Spain’s sleeping giant?

The demise of Deportivo La Coruña, plummeting to the third tier, means Celta are undoubtedly Galicia’s biggest club and will be for some time.

Incredibly, thanks to Real Valladolid’s relegation, those quarter-day trips to Madrid will be among the shortest away trips they will have to make in the league. It is quite the catchment area the club has to play with.

They are about to embark on their 12th successive top-flight campaign; with the exception of three 17th-place finishes, the majority of the previous 11 have resulted in comfortable mid-table finishes, and the dizzying heights of sixth were reached in 2016.

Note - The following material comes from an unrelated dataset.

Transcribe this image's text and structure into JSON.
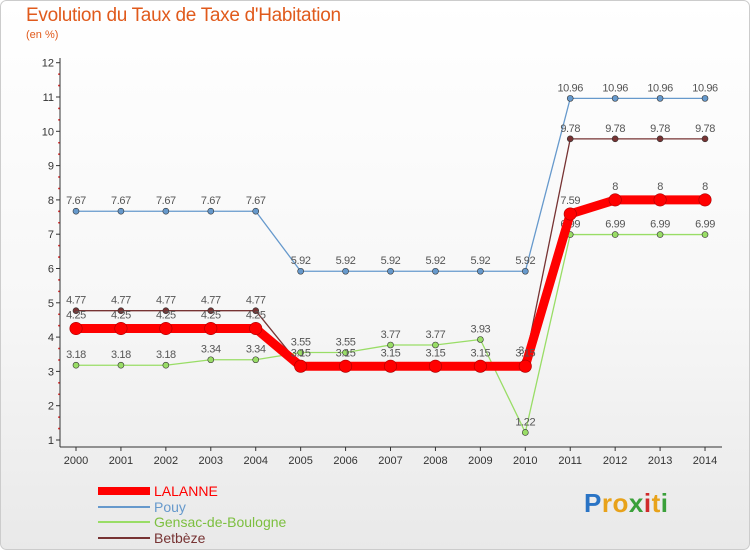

Desperate to perform in their 100th season of existence, with a high-profile manager to take them forward, are Celta Vigo about to start building towards regular, consistent, European football?

A Rafa-ready squad

Certainly not popular in all corners of England, Benítez’s reputation and popularity in England have long been better than in Spain, where his spell as Los Blancos boss still leaves a stain.

His defensive approach, in hindsight, was unlikely to win the hearts and minds of Real Madrid fans and players.

Whereas his industrious style was better suited to keeping Newcastle’s heads above water and taking a Liverpool squad featuring Igor Bišćan and Vladimir Šmicer to Champions League final glory.

In Celta Vigo, he inherits a team much more similar to his English successes; in Iago Aspas, he has a club legend who will run through hell itself for the light blue shirt.

In new permanent signing Carles Pérez, plus midfield core Fran Beltrán and Renato Tapia, they have enough quality to improve on last season’s 13th place, despite losing Javi Galán to Atlético Madrid today.